The market was mixed most of the day, then turned lower after 2 p.m., when the Fed released the minutes from its January policy meeting.
The minutes revealed that some policymakers “raised the possibility that it might be appropriate to increase the federal funds rate relatively soon.”
That came as an unwelcome surprise to many investors, who haven’t had to worry about increases in the Federal Reserve’s benchmark short-term interest rate for about five years.
“The working assumption among investors was that the Fed was going to keep short-term interest rates as low as possible for as far as the eye can see,” said Jack Ablin, chief investment officer at BMO Private Bank, which oversees $66 billion in assets.
The Dow Jones industrial average lost 89.84 points, or 0.6 percent, to 16,040.56. It had been up as much as 95 points earlier in the day.

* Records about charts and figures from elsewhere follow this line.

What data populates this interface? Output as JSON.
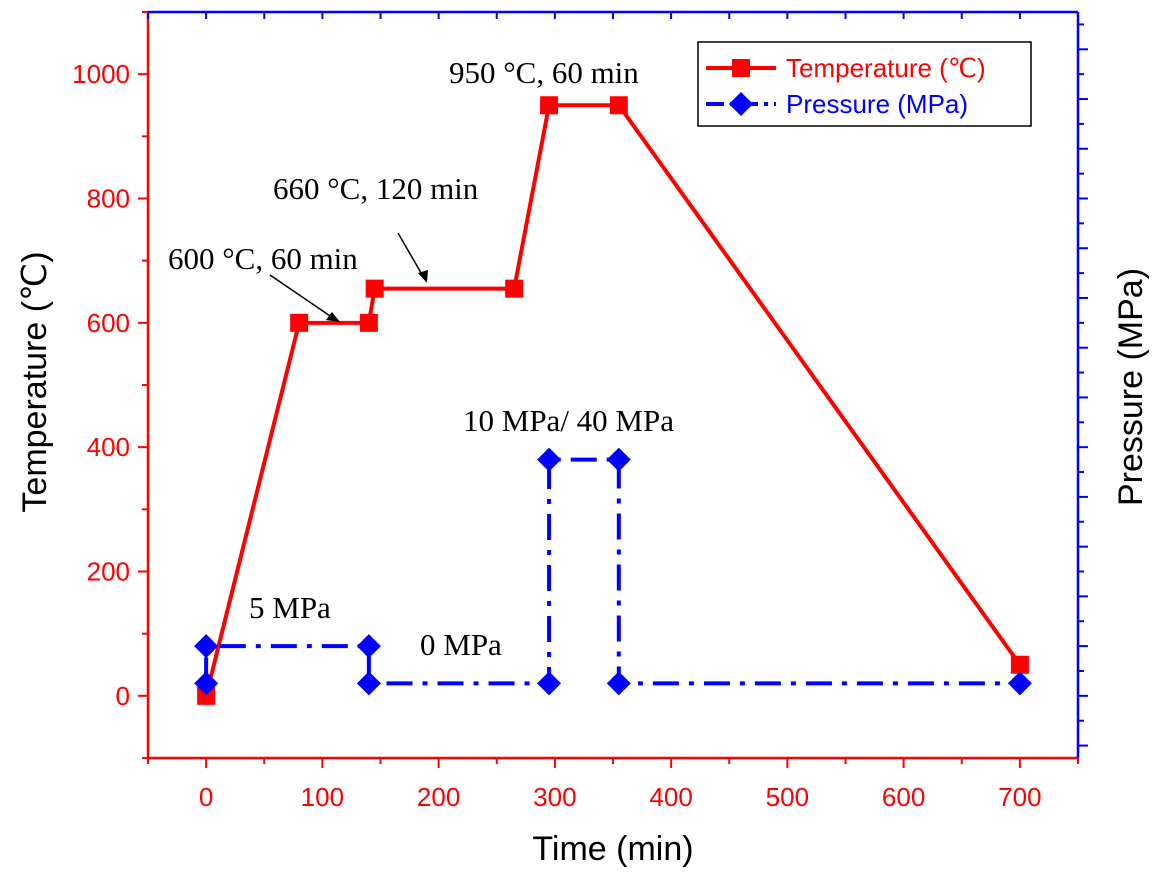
{
  "chart_data": {
    "type": "line",
    "xlabel": "Time (min)",
    "ylabel_left": "Temperature (℃)",
    "ylabel_right": "Pressure (MPa)",
    "xlim": [
      -50,
      750
    ],
    "ylim_left": [
      -100,
      1100
    ],
    "x_ticks": [
      0,
      100,
      200,
      300,
      400,
      500,
      600,
      700
    ],
    "y_ticks_left": [
      0,
      200,
      400,
      600,
      800,
      1000
    ],
    "series": [
      {
        "name": "Temperature (℃)",
        "axis": "left",
        "color": "#ff0000",
        "style": "solid",
        "marker": "square",
        "x": [
          0,
          80,
          140,
          145,
          265,
          295,
          355,
          700
        ],
        "y": [
          0,
          600,
          600,
          655,
          655,
          950,
          950,
          50
        ]
      },
      {
        "name": "Pressure (MPa)",
        "axis": "right",
        "color": "#0000ff",
        "style": "dash-dot",
        "marker": "diamond",
        "x": [
          0,
          0,
          140,
          140,
          295,
          295,
          355,
          355,
          700
        ],
        "y": [
          20,
          80,
          80,
          20,
          20,
          380,
          380,
          20,
          20
        ]
      }
    ],
    "annotations": [
      {
        "text": "950 °C, 60 min"
      },
      {
        "text": "660 °C, 120 min"
      },
      {
        "text": "600 °C, 60 min"
      },
      {
        "text": "10 MPa/ 40 MPa"
      },
      {
        "text": "5 MPa"
      },
      {
        "text": "0 MPa"
      }
    ],
    "legend_position": "top-right"
  }
}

The Standard & Poor’s 500 index fell 12.01 points, or 0.7 percent, to 1,828.75 and the Nasdaq composite fell 34.83 points, or 0.8 percent, to 4,237.95.
The Federal Reserve has kept the federal funds rate, the interest banks charge each other to borrow money, near zero since December 2008 in an effort to support the U.S. financial system by keeping borrowing costs low. The rate has remained close to zero since then.
In more normal years, short-term interest rates were the Fed’s main tool for regulating the U.S. economy. Even small changes in its benchmark borrowing rate could have an impact throughout the economy by raising or lowering interest rates on many kinds of loans, including home mortgages and business loans. Since the financial crisis, the Fed has turned to less traditional ways of stimulating the economy, including the Fed’s current bond-buying program.
It’s unlikely that the Fed would raise interest rates soon, especially since the Fed is in the middle of winding down its bond-buying program. Newly installed Federal Reserve Chair Janet Yellen and her predecessor Ben Bernanke both repeatedly indicated that the central bank wouldn’t raise rates until 2015 at the earliest.
Nonetheless, the comments from Fed policymakers caught many investors off guard.
“Any time we hear ‘increase in rates,’ we listen,” said Jonathan Corpina, a trader on the floor of the New York Stock Exchange with Meridian Equity Partners.
Energy stocks were among the few sectors to close higher, helped by a surge in natural gas prices.
Natural gas jumped 60 cents, or 11 percent, to $6.15 per 1,000 cubic feet, the first time it’s been over $6 in four years. Natural gas has climbed sharply this year, due in large part to the cold weather that has plagued most of the country, leading to higher-than-usual demand.
Natural gas companies Chesapeake Energy and Devon Energy rose more than 2 percent. Energy giant Chevron rose 89 cents, or 1 percent, to $113.60, making it the second-biggest gainer in the Dow 30.
Investors also reacted to the latest merger of name-brand companies Wednesday, this time in the jewelry industry.
Signet Jewelers, which owns Kay Jewelers and Jared the Galleria of Jewelry, said it is buying Zale’s for $21 per share in cash, a 40 percent premium to where Zale’s was trading at Tuesday. The news sent both stocks sharply higher. Zales jumped $6.01, or 40 percent, to $20.92 and Signet rose $14.38, or 18 percent, to $93.65.
The Zales-Signet combination is the latest in a series of notable deals that have been announced in the last few weeks. On Monday, pharmaceutical giants Forest Laboratories and Actavis announced they would merge in a $25 billion deal.
“I suspect we’ll see more M&A, with all the money these companies have on their balance sheets,” said Ian Winer, director of trading at Wedbush Securities.
In other company news:
- Netflix fell $8.62, or 2 percent, to $428.23. The company is reportedly in a dispute with Verizon and other telecom companies over the cost of carrying Netflix’s programming over their networks. Verizon rose 55 cents, or 1 percent, to $46.53.
- U.S. Steel fell $1.88, or 7 percent, to $24.65. The Commerce Department decided not to impose tariffs on South Korean steel-pipe makers. The U.S. is South Korea’s biggest market for steel, and imports from Korea push down steel prices in the U.S., hurting companies like U.S. Steel.